1954    Getúlio Vargas begeht am 24. August Selbstmord, nachdem klar wird, dass die Armee ihn absetzen würde. Am Vortag hatten 27 Generäle einen Aufruf an die Nation mit der Forderung des Rücktritts des Präsidenten gerichtet. Vizepräsident Café Filho übernimmt die Amtsgeschäfte.

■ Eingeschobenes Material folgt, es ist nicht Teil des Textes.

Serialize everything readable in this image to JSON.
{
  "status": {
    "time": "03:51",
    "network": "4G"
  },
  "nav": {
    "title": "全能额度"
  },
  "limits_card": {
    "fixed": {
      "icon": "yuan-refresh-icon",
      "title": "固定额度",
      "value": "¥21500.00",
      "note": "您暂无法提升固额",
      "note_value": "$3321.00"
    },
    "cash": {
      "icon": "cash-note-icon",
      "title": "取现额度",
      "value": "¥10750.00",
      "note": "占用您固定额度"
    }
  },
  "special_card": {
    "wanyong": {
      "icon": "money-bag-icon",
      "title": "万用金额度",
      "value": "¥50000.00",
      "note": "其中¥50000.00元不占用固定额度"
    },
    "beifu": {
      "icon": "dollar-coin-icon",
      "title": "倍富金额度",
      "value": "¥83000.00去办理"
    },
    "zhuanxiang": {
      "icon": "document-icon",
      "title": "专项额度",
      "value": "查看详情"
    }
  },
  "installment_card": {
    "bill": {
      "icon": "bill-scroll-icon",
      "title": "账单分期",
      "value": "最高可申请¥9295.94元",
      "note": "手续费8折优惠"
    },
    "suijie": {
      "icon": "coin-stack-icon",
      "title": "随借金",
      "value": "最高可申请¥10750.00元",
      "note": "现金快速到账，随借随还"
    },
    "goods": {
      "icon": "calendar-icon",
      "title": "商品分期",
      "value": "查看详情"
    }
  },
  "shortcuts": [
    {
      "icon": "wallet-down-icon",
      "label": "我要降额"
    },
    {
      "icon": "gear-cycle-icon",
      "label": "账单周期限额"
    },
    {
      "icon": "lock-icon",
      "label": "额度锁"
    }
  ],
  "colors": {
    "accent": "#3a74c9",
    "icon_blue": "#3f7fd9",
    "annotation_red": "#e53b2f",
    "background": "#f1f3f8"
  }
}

1955    Juscelino Kubitschek, als Kandidat einer Allianz aus PSD und PTB, gewinnt die Präsidentschaftswahlen mit knapper Mehrheit und wird Präsident Brasiliens. Kubitschek stammt aus dem Bundesstaat Minas Gerais, wo er 1950 zum Gouverneur gewählt wurde. Sein Vater war Handelsreisender, seine Mutter Lehrerin. Ihre Vorfahren dürften tschechische Roma gewesen sein. Er forcierte den Ausbau von Infrastruktur und Automobilindustrie. Sein größtes und bekanntestes Projekt ist die Veranlassung zum Bau der neuen Hauptstadt Brasília, geplant und entwickelt von Lúcio Costa, Oscar Niemeyer und Roberto Burle Marx.

1957    Willy Keller gründet das Deutsch-Brasilianische Kulturinsitut (das spätere Goethe-Institut) in Rio de Janeiro.

1960    Die neue Hauptstadt Brasília, ein Produkt der brasilianischen Moderne, wird am 21. April feierlich eingeweiht.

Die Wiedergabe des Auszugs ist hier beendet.